5.2 The Bootstrap
Bootstrap can be used to to quantify the uncertainty associated with a given statistical model. For example, bootstrap can be used to estimate standard errors (which measures the uncertainty) of the coefficients from a linear regression fit. Bootstrap can be applied to a wide range of statistical learning methods.
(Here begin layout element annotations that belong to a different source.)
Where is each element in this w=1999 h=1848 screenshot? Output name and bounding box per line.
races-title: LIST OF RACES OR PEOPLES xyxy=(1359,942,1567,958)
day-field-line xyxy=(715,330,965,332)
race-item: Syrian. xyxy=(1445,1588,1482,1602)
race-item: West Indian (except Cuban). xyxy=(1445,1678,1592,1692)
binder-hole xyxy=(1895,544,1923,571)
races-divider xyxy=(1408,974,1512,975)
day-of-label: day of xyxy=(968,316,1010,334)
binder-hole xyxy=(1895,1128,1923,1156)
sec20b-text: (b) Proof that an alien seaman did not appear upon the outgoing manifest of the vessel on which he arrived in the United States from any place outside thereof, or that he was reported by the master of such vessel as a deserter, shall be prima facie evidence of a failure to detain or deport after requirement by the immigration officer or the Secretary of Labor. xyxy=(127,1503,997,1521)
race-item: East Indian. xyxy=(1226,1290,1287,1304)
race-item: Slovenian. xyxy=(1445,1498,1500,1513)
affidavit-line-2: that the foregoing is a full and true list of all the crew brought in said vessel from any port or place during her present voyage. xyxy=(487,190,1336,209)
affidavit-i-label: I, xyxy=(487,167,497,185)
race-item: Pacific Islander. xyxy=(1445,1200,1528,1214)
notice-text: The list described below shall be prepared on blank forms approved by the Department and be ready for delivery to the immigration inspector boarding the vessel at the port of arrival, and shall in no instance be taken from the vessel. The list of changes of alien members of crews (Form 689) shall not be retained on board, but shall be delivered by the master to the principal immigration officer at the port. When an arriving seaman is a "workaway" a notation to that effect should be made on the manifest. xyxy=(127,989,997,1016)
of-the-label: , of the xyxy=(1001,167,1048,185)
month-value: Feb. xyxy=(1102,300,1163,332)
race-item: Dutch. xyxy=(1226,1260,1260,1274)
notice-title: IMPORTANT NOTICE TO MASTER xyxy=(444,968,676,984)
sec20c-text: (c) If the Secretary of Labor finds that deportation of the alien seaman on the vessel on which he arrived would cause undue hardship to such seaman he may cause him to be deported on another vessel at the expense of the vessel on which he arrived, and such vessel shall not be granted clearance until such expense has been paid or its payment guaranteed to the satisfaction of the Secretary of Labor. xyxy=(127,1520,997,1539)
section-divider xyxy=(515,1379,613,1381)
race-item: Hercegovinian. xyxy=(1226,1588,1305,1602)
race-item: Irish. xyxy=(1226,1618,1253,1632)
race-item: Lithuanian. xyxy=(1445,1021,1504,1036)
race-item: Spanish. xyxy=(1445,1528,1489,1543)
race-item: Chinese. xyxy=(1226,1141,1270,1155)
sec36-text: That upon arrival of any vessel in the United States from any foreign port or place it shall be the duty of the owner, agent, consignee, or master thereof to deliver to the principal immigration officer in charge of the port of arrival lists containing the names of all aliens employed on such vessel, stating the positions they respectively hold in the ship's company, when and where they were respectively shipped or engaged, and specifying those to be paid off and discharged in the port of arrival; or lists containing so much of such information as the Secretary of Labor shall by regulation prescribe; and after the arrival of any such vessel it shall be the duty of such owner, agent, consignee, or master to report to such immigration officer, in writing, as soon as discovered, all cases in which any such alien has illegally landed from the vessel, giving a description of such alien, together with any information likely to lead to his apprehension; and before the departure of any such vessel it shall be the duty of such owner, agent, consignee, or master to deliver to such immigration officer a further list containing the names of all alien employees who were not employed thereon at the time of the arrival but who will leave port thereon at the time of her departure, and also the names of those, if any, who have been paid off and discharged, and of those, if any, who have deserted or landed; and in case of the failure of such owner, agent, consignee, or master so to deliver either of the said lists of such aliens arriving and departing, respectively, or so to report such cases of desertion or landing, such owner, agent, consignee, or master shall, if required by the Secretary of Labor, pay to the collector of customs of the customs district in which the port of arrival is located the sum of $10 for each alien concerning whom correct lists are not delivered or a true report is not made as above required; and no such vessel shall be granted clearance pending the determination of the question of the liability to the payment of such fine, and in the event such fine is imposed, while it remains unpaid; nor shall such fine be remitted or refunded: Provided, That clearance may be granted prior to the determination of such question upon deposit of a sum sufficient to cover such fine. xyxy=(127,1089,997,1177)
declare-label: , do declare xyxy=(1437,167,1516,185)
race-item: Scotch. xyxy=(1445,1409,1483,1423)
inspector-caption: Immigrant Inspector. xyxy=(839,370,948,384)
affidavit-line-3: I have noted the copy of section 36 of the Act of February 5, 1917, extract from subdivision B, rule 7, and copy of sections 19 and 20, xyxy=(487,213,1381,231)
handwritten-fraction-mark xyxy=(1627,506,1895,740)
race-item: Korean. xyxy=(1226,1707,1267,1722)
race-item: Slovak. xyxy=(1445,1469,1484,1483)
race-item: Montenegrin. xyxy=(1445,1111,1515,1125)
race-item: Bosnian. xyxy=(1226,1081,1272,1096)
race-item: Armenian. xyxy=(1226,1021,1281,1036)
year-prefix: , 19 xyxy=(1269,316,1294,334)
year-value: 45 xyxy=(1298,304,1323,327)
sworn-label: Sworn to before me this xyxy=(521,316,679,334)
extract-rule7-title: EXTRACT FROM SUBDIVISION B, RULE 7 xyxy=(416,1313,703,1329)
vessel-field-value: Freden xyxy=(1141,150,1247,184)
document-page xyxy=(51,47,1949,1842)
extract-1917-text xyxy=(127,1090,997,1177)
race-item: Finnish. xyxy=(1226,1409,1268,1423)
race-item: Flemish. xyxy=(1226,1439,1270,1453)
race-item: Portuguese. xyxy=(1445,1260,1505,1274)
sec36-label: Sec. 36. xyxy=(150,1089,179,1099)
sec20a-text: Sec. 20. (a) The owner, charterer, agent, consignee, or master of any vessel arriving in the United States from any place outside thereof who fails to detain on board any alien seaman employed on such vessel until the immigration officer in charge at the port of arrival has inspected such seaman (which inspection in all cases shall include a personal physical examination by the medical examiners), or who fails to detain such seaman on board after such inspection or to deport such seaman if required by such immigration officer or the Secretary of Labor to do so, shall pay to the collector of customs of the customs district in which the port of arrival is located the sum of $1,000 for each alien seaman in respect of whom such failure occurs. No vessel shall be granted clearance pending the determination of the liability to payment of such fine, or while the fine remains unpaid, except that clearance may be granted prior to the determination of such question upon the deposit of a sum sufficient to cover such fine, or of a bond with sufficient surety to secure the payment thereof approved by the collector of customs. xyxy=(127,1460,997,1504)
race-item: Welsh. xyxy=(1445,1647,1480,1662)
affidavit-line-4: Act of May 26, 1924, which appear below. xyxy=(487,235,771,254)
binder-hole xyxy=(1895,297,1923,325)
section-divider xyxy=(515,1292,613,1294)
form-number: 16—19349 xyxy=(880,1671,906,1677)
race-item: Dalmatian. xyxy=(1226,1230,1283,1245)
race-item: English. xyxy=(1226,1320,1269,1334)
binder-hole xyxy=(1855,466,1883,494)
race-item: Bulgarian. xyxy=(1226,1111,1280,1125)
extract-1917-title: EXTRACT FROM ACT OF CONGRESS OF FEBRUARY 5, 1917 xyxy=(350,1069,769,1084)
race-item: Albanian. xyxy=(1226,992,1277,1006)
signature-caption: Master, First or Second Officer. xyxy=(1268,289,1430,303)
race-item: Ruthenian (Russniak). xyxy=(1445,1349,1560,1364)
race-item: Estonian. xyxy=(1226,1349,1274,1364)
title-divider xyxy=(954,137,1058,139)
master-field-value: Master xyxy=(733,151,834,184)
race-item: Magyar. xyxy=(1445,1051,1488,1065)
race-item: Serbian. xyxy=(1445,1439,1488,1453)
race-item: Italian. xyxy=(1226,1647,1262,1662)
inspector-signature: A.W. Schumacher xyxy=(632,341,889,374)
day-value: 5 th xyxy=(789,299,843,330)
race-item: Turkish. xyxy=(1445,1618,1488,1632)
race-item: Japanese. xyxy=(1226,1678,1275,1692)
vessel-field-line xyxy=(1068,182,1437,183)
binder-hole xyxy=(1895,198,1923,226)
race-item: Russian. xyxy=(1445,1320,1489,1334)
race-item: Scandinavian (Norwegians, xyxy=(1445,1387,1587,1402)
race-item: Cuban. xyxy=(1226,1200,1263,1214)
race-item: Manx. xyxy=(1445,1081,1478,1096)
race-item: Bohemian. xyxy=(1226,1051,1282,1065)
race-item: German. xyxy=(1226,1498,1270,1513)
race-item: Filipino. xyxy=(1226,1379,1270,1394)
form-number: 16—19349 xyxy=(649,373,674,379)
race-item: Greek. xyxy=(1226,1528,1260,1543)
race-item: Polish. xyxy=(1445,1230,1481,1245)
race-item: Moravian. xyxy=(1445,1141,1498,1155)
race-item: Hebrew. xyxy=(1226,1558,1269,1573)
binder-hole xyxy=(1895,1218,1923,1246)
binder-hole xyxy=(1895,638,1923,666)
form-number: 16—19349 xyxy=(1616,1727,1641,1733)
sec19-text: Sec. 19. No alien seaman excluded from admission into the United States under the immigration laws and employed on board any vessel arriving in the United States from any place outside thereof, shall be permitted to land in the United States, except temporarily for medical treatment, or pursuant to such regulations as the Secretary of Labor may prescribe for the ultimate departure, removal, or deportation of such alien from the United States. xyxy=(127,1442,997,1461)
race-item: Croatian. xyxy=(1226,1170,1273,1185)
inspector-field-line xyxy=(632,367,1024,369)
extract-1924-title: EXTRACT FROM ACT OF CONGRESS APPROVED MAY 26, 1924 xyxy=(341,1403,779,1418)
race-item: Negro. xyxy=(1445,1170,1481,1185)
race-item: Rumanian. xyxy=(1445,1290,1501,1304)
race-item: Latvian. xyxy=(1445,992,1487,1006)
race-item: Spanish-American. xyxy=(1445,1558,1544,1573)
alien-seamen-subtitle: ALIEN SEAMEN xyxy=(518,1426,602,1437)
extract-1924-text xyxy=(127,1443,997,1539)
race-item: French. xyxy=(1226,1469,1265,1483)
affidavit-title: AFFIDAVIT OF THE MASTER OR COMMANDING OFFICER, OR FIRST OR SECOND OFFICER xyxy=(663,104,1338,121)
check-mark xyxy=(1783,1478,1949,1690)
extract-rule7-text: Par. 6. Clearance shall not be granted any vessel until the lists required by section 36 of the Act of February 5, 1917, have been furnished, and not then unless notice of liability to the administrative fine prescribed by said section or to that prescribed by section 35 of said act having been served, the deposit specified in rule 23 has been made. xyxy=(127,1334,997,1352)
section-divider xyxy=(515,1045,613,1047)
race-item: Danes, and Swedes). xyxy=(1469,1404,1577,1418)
The method of bootstrap is explained below via an example:
Suppose we wish to invest money in two financial assests which yield returns of $X$ and $Y$. We will invest fraction $\alpha$ of our money in $X$ and $1-\alpha$ in $Y$. As there is a variablility associated with these returns, we wish to choose $\alpha$ which minimizes the total risk or variance of our investment. i.e. We want to minimize $Var(\alpha X + (1-\alpha) Y)$. The value that minimizes this is given as:
$$\alpha = \frac{\sigma_Y^2 - \sigma _{XY}}{\sigma_X^2 + \sigma_Y^2 - 2\sigma _{XY}}$$
where $\sigma_X^2 = Var(X)$, $\sigma_Y^2 = Var(Y)$ and $\sigma _{XY} = Cov(X, Y)$. As these quantities are unknown, we can make estimates for them using the past measurements of $X$ and $Y$ and hence the estimate of $\alpha$ can be computed.
One way to quantify the accuracy of the estimate of $\alpha$ is to repetedly draw 100 pairs of observations $(X, Y)$ 1000 times and hence estimating $\alpha$ 1000 times. Suppose for the simulations, the parameters were set to $\sigma_X^2 = 1$, $\sigma_Y^2 = 1.25$ and $\sigma _{XY} = 0.5$, then the true value of $\alpha$ is 0.6. If the estimated vlaue of $\alpha$ (from the simulation) turns out to be 0.5996 with standard deviation of 0.083, we may say that the estimated value of $\alpha$ (which is $\widehat{\alpha}$) differs from the true value by 0.08 on an average.
In practice, for real data, we can not generate new samples from the original population and hence the above explained procedure is not feasible. In bootstrap method, instead of obtaining independent data sets from the population, we obtain distinct data set by repeatedly sampling observations from the original data set. For a sample with $n$ observations, each bootstrap data set contains $n$ observations (sampled with replacement) from the original dataset. A total of $B$ bootstrap data sets labeled as $Z^{*1}$, $Z^{*2}$, …, $Z^{*B}$ are generated and corresponding B estimates of $\alpha$ ($\widehat{\alpha}^{*1}$, $\widehat{\alpha}^{*2}$, …, $\widehat{\alpha}^{*B}$) are obtained. The standard error of these bootstrap estimates can be obtained by:
$$SE _{B}(\widehat{\alpha}) = \sqrt{\frac{1}{B-1} \sum _{r=1}^{B} \bigg( \widehat{\alpha}^{*r} - \frac{1}{B} \sum _{r^{’}=1}^{B} \widehat{\alpha}^{*r^{’}} \bigg ) ^2}$$
This way, a bootstrap process can be used very effictevly to estimate the variability associated with an estimated parameter.